The UK's rate of inflation was unchanged today but there are fears the respite may only be brief as energy prices continue to rise.
The Office for National Statistics said the Consumer Prices Index (CPI) was 2.7% in November, with higher food costs and the first energy price hike by supplier SSE offset by a fall in fuel prices.
But with hikes by the other five energy providers set to come into force, analysts think CPI inflation will peak at 3.5% by mid-2013.
The ONS said upward pressure from gas and electricity prices pushed housing and household services inflation up by 0.6%.
But November's figures do not account for price rises by the remaining five of the "big six" energy providers which have imposed, or are set to impose, price increases of between 6% and 10.8%.

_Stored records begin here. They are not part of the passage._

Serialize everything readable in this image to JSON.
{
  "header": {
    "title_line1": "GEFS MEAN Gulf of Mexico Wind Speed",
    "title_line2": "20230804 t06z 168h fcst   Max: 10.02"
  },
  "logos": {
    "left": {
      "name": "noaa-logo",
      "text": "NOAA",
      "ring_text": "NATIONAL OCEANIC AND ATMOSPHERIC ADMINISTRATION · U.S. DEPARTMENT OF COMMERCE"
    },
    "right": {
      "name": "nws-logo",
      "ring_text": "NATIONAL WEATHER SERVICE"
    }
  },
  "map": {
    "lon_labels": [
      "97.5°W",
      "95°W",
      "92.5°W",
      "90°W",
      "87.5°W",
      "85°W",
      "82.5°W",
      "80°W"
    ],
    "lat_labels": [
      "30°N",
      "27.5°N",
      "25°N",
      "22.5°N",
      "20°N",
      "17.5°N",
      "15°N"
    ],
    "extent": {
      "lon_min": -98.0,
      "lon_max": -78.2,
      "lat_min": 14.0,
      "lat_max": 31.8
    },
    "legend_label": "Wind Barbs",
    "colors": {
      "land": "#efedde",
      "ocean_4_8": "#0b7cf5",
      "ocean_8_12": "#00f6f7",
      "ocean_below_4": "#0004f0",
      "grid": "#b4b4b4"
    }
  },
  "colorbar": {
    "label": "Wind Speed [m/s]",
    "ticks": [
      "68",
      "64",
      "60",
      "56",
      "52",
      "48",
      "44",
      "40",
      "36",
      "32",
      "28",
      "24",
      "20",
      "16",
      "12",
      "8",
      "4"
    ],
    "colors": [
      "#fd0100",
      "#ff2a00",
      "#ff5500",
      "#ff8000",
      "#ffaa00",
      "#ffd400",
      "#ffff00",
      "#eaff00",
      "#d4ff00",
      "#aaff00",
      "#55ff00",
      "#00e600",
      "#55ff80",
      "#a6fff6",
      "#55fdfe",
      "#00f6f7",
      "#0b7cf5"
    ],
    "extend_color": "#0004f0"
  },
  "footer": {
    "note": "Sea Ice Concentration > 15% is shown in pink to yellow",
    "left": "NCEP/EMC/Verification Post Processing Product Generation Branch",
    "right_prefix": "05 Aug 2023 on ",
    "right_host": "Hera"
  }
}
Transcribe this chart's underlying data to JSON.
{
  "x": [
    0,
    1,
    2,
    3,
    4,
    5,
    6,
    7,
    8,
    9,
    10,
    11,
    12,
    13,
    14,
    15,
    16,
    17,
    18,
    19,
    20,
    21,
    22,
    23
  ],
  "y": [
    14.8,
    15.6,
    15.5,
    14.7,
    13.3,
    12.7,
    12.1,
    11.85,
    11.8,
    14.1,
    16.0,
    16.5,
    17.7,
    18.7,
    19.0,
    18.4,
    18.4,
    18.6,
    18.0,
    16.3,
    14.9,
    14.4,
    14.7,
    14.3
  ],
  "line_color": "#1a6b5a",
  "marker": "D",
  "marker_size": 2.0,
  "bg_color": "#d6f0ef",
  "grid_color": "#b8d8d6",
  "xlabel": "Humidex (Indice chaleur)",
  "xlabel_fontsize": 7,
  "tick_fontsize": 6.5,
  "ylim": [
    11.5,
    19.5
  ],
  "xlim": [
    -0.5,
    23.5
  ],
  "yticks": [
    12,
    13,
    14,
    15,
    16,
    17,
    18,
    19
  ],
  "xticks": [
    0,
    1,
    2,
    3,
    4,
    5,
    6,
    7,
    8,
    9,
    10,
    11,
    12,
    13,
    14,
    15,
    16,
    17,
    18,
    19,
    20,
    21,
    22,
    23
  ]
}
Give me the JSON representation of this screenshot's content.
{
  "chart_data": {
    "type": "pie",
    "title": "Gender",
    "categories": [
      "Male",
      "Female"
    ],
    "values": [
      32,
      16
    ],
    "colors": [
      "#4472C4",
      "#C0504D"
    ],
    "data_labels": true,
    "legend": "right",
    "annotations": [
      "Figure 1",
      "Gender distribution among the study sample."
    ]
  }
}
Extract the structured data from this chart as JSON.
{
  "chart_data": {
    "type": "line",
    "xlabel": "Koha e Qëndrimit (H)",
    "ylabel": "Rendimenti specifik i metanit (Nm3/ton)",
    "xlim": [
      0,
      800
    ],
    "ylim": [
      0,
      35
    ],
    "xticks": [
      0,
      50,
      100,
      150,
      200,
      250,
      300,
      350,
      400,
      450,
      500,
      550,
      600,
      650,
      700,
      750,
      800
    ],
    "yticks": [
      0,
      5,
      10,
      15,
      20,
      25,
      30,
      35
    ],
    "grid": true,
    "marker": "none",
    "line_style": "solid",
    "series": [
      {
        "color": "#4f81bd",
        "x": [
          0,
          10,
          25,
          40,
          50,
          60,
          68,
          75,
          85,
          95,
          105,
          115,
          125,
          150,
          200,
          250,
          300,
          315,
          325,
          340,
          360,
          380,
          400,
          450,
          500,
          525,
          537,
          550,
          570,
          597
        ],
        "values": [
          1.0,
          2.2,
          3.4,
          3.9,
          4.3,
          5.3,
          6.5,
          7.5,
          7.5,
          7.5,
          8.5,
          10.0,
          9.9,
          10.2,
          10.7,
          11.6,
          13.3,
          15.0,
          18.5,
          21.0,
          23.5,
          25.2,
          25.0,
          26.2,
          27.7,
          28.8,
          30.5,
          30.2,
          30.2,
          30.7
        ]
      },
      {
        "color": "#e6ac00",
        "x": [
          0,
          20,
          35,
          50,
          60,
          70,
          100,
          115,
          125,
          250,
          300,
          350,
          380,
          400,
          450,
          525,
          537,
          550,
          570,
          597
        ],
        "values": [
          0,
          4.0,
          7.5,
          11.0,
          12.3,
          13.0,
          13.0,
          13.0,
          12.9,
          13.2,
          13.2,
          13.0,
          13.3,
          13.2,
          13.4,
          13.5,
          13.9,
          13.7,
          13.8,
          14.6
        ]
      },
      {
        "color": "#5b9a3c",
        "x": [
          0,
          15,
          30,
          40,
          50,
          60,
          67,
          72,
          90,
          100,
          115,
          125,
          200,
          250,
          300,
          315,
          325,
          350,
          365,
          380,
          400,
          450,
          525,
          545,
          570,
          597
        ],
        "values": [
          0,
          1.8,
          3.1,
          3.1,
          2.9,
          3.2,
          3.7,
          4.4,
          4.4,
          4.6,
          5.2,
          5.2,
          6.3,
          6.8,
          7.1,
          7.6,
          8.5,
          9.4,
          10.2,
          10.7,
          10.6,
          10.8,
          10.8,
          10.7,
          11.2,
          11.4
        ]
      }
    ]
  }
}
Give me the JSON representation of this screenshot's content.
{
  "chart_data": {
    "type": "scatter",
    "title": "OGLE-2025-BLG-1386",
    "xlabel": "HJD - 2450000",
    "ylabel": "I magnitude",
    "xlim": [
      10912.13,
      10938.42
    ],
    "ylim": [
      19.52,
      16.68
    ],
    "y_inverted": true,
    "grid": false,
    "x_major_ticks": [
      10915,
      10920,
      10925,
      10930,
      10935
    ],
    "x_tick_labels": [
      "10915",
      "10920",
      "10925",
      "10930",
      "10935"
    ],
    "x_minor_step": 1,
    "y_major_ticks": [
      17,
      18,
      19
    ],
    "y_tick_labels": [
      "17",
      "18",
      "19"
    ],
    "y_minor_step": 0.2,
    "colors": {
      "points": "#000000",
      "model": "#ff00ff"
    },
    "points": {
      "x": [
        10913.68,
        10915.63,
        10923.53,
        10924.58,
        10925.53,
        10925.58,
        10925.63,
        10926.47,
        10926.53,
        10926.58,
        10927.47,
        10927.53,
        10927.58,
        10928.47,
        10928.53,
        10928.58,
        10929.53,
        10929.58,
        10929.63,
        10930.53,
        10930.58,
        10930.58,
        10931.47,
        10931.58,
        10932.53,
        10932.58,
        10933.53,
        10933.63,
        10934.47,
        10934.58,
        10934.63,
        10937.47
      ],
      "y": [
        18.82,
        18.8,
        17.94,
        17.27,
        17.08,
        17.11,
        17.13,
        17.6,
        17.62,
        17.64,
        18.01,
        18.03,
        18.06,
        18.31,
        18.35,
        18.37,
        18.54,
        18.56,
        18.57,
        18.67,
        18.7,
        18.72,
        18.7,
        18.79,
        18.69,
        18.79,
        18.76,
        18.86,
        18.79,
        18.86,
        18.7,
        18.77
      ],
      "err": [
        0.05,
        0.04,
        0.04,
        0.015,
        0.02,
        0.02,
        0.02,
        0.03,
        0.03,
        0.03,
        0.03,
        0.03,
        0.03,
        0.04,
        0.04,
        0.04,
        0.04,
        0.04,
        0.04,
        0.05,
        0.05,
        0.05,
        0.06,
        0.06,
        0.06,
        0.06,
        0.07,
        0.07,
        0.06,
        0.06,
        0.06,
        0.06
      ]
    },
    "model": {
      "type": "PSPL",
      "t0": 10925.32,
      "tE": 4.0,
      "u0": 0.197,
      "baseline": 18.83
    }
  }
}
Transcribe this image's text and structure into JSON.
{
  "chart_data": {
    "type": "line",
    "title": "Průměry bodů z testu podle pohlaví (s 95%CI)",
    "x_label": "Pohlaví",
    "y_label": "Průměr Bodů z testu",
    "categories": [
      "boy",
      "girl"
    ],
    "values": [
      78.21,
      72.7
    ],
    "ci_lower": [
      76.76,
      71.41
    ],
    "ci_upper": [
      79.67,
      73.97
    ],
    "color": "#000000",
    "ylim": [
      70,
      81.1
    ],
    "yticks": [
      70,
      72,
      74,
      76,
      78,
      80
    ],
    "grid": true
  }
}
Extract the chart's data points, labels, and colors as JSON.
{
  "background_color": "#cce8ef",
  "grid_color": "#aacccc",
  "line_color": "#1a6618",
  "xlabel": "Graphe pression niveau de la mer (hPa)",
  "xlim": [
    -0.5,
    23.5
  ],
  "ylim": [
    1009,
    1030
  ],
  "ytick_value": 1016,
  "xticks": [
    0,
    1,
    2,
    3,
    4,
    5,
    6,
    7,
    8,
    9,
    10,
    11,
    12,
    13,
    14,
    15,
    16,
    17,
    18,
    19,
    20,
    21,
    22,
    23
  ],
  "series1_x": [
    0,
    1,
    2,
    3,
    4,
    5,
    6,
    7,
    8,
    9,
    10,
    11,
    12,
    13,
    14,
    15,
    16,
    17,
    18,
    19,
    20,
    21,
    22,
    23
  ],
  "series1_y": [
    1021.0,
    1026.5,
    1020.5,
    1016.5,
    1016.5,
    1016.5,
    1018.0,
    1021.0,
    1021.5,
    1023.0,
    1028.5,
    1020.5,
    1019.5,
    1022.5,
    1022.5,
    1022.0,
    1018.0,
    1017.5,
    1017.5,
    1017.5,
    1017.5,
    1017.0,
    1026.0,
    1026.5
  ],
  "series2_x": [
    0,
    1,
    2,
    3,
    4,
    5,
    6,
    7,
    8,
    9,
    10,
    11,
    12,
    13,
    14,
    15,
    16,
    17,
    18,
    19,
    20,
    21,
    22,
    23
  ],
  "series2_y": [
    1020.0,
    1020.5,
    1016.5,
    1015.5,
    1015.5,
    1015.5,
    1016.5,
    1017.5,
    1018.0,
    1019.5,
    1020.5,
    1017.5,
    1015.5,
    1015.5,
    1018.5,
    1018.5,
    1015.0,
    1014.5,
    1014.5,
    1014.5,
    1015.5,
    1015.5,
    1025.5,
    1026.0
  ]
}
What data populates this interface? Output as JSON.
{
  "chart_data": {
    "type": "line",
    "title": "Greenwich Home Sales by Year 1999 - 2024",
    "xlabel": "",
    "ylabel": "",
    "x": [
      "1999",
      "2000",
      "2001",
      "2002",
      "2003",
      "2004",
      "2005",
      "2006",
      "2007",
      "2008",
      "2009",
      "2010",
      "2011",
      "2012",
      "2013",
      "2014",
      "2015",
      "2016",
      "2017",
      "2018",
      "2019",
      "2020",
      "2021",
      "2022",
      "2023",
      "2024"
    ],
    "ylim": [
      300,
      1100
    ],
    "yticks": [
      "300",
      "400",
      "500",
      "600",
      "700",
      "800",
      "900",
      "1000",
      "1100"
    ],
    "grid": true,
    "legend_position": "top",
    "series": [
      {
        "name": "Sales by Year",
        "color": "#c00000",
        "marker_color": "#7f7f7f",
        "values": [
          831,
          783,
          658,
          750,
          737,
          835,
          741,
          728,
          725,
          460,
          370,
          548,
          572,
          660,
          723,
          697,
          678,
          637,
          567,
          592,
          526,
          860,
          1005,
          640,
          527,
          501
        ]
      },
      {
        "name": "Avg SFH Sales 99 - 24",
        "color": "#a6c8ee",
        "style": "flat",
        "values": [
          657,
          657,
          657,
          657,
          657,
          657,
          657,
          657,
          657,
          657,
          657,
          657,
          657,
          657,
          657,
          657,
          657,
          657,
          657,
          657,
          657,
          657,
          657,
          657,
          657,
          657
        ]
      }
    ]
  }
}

Increases in the price of fruit, bread and cereals also pushed up the CPI rate, the ONS said.
But a fall in the cost of transport was the biggest factor which kept the rate of inflation down.
Petrol prices fell by 3p to £1.35 per litre, while diesel dropped 1.5p to £1.42 per litre in November, the ONS said.
Today's figures also show that the rate of the Retail Prices Index (RPI), which includes housing costs, fell to 3% in November, down from 3.2% in October as transport costs and mortgage interest payments fell.
Steady inflation will be a relief for policymakers after a shock jump in October.
The rate increased to 2.7% from a three-year low of 2.2% in September.
Any increase in inflation would fuel speculation that the Bank of England will hold off from taking further action under its economy-boosting quantitative easing (QE) programme.
A Treasury spokeswoman said: "Inflation is nearly half of the 5.2% peak it reached last year.
"At the Autumn Statement, the Government took more action to help households with the cost of living including a further increase in the tax-free personal allowance and cancelling the fuel duty increase that was planned for January."
Samuel Tombs, an analyst at Capital Economics, said inflation looked set to hover between 2.5% and 3% for the best part of the next year, as further increases in utility and food prices kick in.
And with annual growth in average earnings at 1.3% in October, it means the squeeze on households' spending power will persist throughout 2013.
However, he added: "We have not lost faith in our view that the large amount of spare capacity in the economy will mean that inflation will eventually fall to a very low rate."
Unison general secretary Dave Prentis said the latest figures were the "lull before the storm".
He said: "Big increases in energy prices are set to hit in the new year and the cost of feeding a family just keeps on going up.
"More than a million public sector workers have not had a pay rise for three years and the value of their take home pay just keeps on going down," he added.
TUC general secretary Brendan Barber said the stubbornness of inflation, combined with poor wage growth, was putting real pressure on people's finances in the run up to Christmas.